If you create a destination vs exclusively being a platform on another site, you...

  • have more direct contact with your customers (which often creates new revenue streams)
  • have greater organic growth opportunities due to a wider variety of organic distribution channels (rather than being someone else's user generated content)
  • make it easier for reporters to contact you. Public relations is huge for spreading viral stories and growing viral networks (look at how many times Plentyoffish was in the press)
  • create something that is easy to link at, where you control the link equity and attention and use it to profit as you wish (ads, market new related ideas, change your business model, etc.)
  • can extend your offering out into related fields and/or create a premium service
  • are more likely to receive funding if needed and can sell your business for a higher price point (since your business has more of what Warren Buffet considers a moat around it)

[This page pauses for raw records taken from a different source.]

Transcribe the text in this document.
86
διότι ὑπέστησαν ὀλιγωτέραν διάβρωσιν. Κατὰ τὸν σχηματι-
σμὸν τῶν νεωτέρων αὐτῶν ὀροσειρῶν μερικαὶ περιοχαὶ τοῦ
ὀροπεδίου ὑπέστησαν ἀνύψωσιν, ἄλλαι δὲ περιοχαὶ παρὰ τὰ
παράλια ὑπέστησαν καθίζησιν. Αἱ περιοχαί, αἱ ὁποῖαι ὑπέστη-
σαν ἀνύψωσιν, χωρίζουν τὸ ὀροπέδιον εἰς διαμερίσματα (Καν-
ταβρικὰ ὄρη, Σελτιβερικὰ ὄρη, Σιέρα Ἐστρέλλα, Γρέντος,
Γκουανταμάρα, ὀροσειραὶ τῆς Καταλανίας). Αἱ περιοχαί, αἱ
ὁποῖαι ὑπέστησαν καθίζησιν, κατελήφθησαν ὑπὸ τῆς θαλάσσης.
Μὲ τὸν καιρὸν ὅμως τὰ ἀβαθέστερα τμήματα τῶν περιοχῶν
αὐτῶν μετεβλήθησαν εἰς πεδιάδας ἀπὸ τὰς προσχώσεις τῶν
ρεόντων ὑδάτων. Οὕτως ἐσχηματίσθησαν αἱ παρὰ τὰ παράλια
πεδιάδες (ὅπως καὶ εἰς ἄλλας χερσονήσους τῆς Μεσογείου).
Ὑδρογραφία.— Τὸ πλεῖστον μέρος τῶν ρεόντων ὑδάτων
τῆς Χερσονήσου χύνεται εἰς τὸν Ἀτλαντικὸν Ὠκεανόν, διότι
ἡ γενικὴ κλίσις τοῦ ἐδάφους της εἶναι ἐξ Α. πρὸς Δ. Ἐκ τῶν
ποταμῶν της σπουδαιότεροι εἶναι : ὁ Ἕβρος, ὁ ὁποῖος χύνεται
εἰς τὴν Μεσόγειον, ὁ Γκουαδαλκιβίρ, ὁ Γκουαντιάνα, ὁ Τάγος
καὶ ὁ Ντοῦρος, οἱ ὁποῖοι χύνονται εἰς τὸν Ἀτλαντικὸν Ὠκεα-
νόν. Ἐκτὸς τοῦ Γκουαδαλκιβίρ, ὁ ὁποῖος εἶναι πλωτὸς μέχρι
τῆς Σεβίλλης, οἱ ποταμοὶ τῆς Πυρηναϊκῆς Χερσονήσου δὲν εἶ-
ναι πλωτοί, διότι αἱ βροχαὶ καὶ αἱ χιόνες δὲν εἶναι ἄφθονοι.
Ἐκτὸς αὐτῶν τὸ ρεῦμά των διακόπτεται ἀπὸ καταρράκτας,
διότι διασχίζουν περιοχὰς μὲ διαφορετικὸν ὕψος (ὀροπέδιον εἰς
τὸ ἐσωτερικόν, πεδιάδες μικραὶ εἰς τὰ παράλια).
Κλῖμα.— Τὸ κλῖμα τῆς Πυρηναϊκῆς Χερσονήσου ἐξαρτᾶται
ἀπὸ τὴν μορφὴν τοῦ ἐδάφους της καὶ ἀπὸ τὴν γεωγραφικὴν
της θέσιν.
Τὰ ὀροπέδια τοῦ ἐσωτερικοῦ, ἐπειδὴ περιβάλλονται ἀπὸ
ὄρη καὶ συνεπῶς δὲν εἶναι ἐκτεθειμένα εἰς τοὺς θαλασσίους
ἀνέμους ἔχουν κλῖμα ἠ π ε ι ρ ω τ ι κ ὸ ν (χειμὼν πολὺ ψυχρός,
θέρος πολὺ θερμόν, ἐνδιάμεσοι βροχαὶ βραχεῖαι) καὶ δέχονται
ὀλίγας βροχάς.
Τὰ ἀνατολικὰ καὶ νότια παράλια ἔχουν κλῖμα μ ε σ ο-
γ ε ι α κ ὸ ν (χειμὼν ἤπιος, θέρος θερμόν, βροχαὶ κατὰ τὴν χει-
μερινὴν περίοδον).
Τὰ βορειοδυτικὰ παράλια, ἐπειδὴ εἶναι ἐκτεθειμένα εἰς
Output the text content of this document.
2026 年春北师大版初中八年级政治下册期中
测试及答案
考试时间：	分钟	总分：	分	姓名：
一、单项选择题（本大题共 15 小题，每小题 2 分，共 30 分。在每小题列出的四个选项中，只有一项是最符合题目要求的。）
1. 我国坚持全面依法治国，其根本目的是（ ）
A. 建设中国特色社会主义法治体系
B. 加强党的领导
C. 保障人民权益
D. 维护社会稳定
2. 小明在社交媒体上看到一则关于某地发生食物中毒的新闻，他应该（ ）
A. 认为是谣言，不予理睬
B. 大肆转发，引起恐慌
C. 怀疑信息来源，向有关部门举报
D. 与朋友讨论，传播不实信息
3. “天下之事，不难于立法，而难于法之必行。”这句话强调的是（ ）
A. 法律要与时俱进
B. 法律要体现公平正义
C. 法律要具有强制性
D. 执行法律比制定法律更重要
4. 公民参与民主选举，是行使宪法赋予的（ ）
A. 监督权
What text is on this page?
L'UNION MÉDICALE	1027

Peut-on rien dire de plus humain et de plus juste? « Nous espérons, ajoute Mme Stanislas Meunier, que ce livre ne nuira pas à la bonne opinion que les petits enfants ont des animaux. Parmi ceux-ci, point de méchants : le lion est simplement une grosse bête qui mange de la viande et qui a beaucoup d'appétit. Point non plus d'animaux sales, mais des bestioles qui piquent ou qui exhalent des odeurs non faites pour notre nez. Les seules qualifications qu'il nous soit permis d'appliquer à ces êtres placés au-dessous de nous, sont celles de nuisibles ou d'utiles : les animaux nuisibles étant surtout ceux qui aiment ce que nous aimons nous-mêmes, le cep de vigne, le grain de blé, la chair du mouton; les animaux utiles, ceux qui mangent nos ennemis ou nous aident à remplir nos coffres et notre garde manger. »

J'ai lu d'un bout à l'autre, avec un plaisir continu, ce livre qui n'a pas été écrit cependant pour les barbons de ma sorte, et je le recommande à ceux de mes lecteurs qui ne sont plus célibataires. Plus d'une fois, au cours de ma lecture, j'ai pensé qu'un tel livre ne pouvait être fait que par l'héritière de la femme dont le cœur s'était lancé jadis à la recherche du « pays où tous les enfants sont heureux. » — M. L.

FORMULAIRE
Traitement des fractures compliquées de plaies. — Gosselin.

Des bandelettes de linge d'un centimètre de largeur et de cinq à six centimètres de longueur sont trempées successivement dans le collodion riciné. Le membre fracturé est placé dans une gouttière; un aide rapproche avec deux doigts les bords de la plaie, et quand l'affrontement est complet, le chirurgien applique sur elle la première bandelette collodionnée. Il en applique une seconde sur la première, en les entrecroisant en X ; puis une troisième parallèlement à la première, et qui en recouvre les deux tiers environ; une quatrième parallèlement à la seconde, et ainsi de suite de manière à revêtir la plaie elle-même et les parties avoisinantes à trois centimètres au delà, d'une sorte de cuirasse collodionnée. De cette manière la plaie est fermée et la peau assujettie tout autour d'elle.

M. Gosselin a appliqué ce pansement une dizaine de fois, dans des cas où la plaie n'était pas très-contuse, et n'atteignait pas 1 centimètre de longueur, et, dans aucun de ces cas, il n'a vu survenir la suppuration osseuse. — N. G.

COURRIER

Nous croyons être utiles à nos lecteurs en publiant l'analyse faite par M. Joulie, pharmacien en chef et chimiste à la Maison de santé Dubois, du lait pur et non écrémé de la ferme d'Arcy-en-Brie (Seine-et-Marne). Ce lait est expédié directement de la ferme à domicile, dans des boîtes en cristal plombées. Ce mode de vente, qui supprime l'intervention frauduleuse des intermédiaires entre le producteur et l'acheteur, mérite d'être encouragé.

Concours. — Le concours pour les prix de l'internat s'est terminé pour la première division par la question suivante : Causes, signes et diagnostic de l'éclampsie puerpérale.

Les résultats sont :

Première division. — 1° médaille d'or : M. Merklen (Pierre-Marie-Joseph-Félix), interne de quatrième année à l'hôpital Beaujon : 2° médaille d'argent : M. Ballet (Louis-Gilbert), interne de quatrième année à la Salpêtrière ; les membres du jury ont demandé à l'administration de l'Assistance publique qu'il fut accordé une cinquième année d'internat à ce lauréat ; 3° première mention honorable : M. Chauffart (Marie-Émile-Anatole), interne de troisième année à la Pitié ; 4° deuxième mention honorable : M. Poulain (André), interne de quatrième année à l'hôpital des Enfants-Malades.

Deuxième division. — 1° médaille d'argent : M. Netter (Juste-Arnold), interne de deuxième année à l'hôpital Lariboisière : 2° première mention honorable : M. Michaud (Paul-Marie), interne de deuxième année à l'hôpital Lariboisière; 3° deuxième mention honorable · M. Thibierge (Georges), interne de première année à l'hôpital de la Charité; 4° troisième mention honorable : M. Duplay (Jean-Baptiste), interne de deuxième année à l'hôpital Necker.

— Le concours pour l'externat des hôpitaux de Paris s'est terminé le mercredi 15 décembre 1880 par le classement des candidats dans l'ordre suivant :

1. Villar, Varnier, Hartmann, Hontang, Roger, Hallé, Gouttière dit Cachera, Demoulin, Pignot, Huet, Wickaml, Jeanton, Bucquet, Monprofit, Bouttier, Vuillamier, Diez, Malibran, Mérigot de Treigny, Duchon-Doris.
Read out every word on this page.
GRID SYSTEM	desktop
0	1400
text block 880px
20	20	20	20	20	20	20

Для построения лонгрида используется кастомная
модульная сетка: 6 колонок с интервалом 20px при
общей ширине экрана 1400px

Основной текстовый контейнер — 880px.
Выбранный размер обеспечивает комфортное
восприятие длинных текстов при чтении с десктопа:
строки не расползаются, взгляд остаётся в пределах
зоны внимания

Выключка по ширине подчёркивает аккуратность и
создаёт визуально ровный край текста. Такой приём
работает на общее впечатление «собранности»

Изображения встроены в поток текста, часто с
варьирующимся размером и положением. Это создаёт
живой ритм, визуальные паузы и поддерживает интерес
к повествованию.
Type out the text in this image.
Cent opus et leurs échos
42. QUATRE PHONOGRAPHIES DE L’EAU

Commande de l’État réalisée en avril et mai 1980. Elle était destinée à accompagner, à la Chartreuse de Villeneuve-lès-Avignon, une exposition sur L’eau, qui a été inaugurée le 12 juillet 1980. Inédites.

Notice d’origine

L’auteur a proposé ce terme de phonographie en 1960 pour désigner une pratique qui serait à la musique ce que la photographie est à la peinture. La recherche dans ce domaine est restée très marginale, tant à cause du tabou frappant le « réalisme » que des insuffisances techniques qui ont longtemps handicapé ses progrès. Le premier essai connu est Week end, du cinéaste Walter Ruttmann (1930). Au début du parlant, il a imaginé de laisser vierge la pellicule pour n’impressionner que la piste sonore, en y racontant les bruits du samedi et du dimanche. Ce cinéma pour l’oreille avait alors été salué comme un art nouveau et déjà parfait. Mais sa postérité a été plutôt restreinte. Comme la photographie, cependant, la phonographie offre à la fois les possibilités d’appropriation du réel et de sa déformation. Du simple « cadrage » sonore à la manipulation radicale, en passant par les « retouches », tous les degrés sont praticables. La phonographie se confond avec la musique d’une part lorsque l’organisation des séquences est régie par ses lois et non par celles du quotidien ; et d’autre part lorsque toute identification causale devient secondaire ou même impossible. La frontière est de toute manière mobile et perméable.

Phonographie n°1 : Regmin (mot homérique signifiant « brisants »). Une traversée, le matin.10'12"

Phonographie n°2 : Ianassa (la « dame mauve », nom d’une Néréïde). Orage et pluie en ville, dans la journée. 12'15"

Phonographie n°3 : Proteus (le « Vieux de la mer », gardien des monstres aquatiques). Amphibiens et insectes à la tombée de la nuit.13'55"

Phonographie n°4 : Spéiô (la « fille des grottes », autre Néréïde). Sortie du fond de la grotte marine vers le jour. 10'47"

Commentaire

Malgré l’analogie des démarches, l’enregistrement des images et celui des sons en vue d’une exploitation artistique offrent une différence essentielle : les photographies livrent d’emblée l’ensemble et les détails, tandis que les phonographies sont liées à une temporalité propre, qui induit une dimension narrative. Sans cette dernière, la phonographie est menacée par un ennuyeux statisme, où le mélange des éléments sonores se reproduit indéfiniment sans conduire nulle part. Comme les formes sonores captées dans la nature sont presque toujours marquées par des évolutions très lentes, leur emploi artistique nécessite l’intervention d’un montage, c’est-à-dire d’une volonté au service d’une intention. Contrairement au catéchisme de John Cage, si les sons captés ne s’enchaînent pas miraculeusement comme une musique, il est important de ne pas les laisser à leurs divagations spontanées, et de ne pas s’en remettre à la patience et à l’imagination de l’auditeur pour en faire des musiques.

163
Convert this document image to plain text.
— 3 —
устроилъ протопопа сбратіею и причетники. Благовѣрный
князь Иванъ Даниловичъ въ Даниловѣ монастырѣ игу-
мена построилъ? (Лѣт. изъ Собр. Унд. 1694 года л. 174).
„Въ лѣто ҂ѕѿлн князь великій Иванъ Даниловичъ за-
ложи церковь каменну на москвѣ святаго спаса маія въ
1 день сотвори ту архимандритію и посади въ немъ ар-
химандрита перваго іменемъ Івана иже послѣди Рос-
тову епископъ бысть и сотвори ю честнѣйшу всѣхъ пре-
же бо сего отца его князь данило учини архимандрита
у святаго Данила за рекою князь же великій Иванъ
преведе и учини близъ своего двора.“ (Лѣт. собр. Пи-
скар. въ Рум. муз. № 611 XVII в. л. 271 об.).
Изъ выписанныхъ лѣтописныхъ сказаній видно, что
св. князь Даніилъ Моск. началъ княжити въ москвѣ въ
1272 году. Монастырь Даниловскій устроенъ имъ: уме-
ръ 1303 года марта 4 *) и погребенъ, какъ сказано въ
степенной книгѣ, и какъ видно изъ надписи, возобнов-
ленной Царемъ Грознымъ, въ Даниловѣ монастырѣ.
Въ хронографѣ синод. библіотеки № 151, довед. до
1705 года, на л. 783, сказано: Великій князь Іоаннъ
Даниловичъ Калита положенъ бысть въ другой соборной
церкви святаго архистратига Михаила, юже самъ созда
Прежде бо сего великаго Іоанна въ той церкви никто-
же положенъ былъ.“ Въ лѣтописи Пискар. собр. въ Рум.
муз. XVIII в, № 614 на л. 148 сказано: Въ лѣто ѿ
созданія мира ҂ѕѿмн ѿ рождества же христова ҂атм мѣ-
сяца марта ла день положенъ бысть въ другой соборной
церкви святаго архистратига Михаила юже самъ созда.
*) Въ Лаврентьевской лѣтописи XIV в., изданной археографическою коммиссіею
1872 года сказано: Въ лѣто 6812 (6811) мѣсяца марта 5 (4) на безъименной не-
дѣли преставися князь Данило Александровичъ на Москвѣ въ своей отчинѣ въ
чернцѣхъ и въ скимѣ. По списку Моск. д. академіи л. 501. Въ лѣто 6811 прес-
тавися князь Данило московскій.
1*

Consider some of the add ins that sold for millions or billions of dollars because they chose to become destinations

  • If Paypal was not a destination, eBay could have killed them and/or bought them for a small fraction of their potential value.
  • If Del.icio.us or MyBlogLog was just a Firefox extension would Yahoo! have bought them?
  • If Feedburner was a browser plug-in of some sort would Google have paid an estimated $100 million for them?
  • If YouTube was not a destination could they have competed with Google Video and got bought for $1.65 billion?

Overture, which pioneered the paid search field, once had a dominant market-share, but was afraid of becoming a search destination because they thought that it could cost them syndication partnerships. The day AOL signed on to syndicate Google's ads, Overture became irrelevant as a business force. They bought a couple search engines in an attempt to become a destination, but it was too little too late. And Overture was bought by Yahoo! for about 1% of what Google is worth today. The pioneer in the paid search model that drives the current web economy sold for about the same price as a marginally profitable free video hosting site, largely because Overture failed to become a destination. Oops.